Maple Madness
It’s March and, maybe you’re a little bored. Sure, you could do some spring cleaning — organize the garage or scrub the grout in your kitchen. But, really, those things are not fun at all.
What is fun — super fun — is making your own maple syrup. It’s the kind of project that leaves you feeling earthy and productive and like the kind of parents who don’t let their kids play the iPad all day.
And best of all, when you pass out 2-ounces bottles of the syrup you MADE YOURSELF to your friends and family, you will have established yourself as the ultimate backyard-to-table eater. Anyone can grow tomatoes. That is not impressive.
The thing is, you can’t pass out a whole lot of those 2-ounce bottles because, well, I’m getting ahead of myself. Let me just tell you how the whole maple syrup-making thing goes down. I know, because I did it last spring — with my husband Gary and our two school-aged children.
First, we found some maple trees to tap — two in our backyard and two in grandpa’s backyard down the street. That’s the easy part as long as you can work a drill. Almost immediately, the sap began to drip which, despite a preponderance of common knowledge assuring us it would happen, somehow completely astonished me and the girls. Edible liquid from inside trees? The next morning, when we checked on the buckets, they were overflowing.
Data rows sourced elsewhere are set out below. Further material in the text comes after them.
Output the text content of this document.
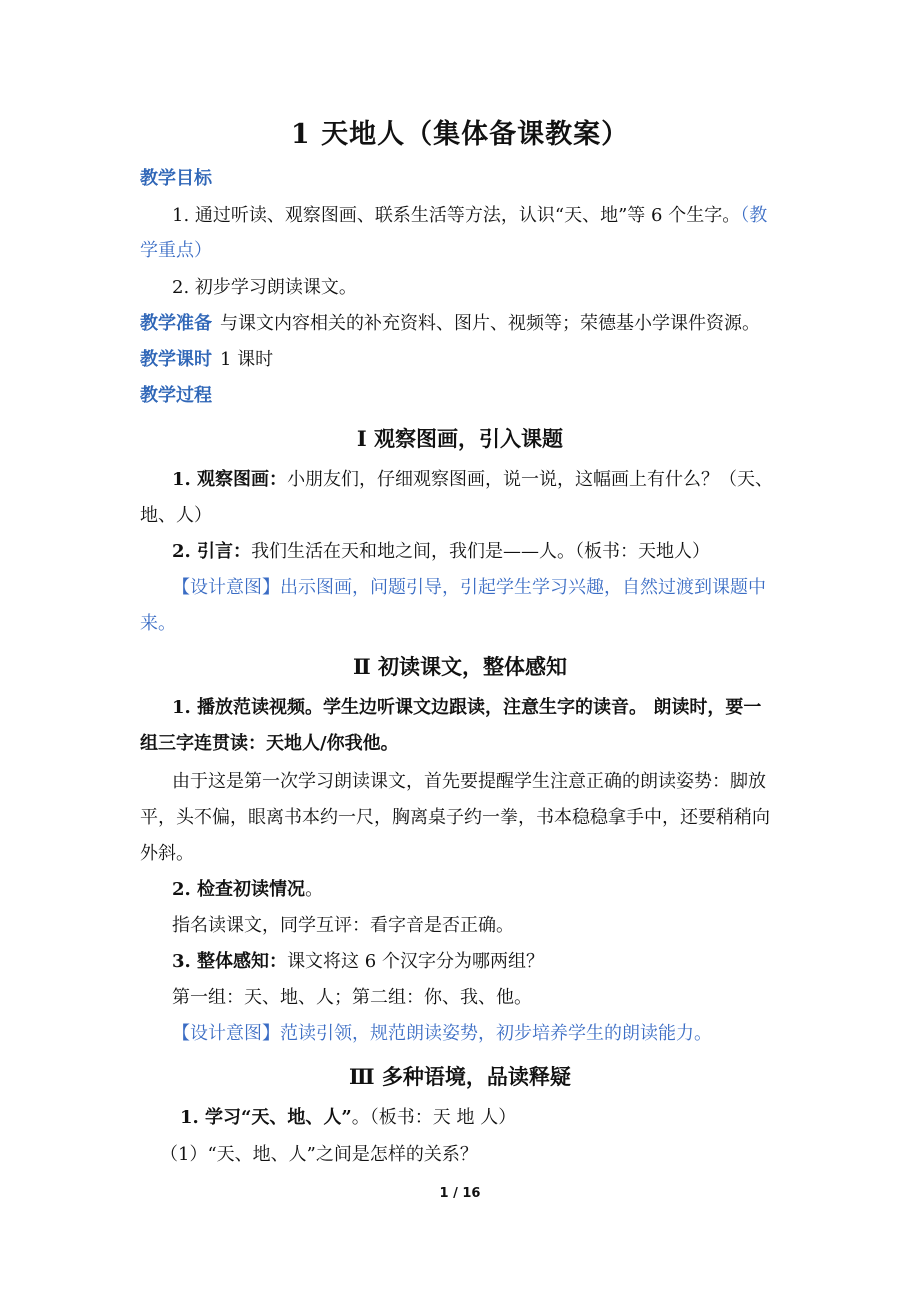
1 天地人（集体备课教案）
教学目标
1. 通过听读、观察图画、联系生活等方法，认识“天、地”等 6 个生字。（教
学重点）
2. 初步学习朗读课文。
教学准备 与课文内容相关的补充资料、图片、视频等；荣德基小学课件资源。
教学课时 1 课时
教学过程
Ⅰ 观察图画，引入课题
1. 观察图画：小朋友们，仔细观察图画，说一说，这幅画上有什么？（天、
地、人）
2. 引言：我们生活在天和地之间，我们是——人。（板书：天地人）
【设计意图】出示图画，问题引导，引起学生学习兴趣，自然过渡到课题中
来。
Ⅱ 初读课文，整体感知
1. 播放范读视频。学生边听课文边跟读，注意生字的读音。 朗读时，要一
组三字连贯读：天地人/你我他。
由于这是第一次学习朗读课文，首先要提醒学生注意正确的朗读姿势：脚放
平，头不偏，眼离书本约一尺，胸离桌子约一拳，书本稳稳拿手中，还要稍稍向
外斜。
2. 检查初读情况。
指名读课文，同学互评：看字音是否正确。
3. 整体感知：课文将这 6 个汉字分为哪两组？
第一组：天、地、人；第二组：你、我、他。
【设计意图】范读引领，规范朗读姿势，初步培养学生的朗读能力。
Ⅲ 多种语境，品读释疑
1. 学习“天、地、人”。（板书：天 地 人）
（1）“天、地、人”之间是怎样的关系？
1 / 16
This was the point at which we began to wonder what on earth we would ever do with all of our product. Eat pancakes in puddles of syrup every single morning? Let the girls man a roadside stand and sell it? Open an Etsy shop?
Then the boiling began — on our gas cooktop in an enameled cast iron pot. We ultimately harvested about10 gallons of syrup and, after about 15 hours of boiling — ended up with six small glass jars of syrup. Obviously, we could not impress all of our friends and family by giving them their own bottles, so when they came to our house for dinner or to watch a game, we would cajole them into tasting a teaspoon full, and then tell them all about how we made it ourselves.
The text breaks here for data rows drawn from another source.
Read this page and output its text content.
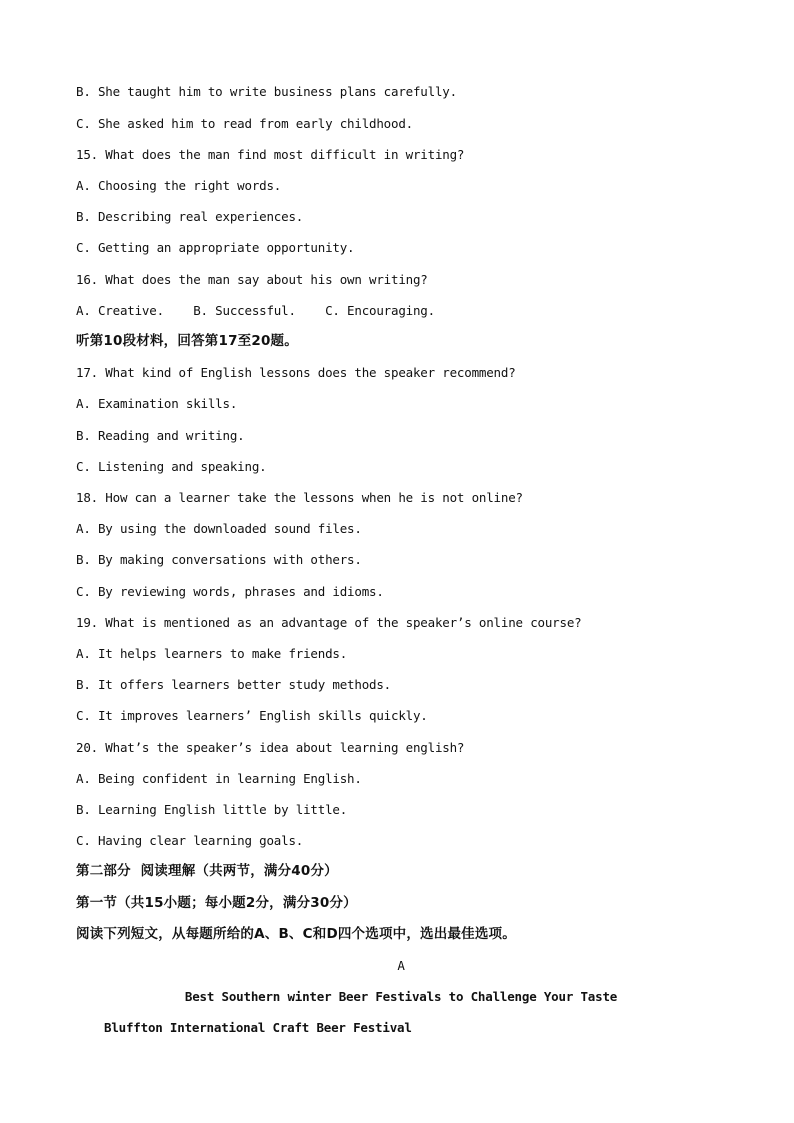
B. She taught him to write business plans carefully.
C. She asked him to read from early childhood.
15. What does the man find most difficult in writing?
A. Choosing the right words.
B. Describing real experiences.
C. Getting an appropriate opportunity.
16. What does the man say about his own writing?
A. Creative.    B. Successful.    C. Encouraging.
听第10段材料，回答第17至20题。
17. What kind of English lessons does the speaker recommend?
A. Examination skills.
B. Reading and writing.
C. Listening and speaking.
18. How can a learner take the lessons when he is not online?
A. By using the downloaded sound files.
B. By making conversations with others.
C. By reviewing words, phrases and idioms.
19. What is mentioned as an advantage of the speaker’s online course?
A. It helps learners to make friends.
B. It offers learners better study methods.
C. It improves learners’ English skills quickly.
20. What’s the speaker’s idea about learning english?
A. Being confident in learning English.
B. Learning English little by little.
C. Having clear learning goals.
第二部分  阅读理解（共两节，满分40分）
第一节（共15小题；每小题2分，满分30分）
阅读下列短文，从每题所给的A、B、C和D四个选项中，选出最佳选项。
A
Best Southern winter Beer Festivals to Challenge Your Taste
Bluffton International Craft Beer Festival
If you have a gas well on your property and value your time at less than $4 an hour, this could definitely be a slightly profitable endeavor for you. If, like us, you just have an open weekend and a strong desire to get out of actual work, this is a wonderful idea. (An added bonus is that you really can’t cook all weekend because the kitchen is such a hot, sticky mess, so you get to order pizza. But be aware that you also can’t go out for dinner because you’ve got to keep that sap boiling.)
We’ve depleted our syrup stash from last year, so our family is gearing up for another March maple weekend. Whether you want to make your own or pass on all the fun and just see how it’s done by someone else, check out “Sweet on Maple” on page 24.
Either way, you’ll never pour syrup the same way again. At our house, we now use a spoon and slowly drizzle, trying to make the liquid gold last until the next spring.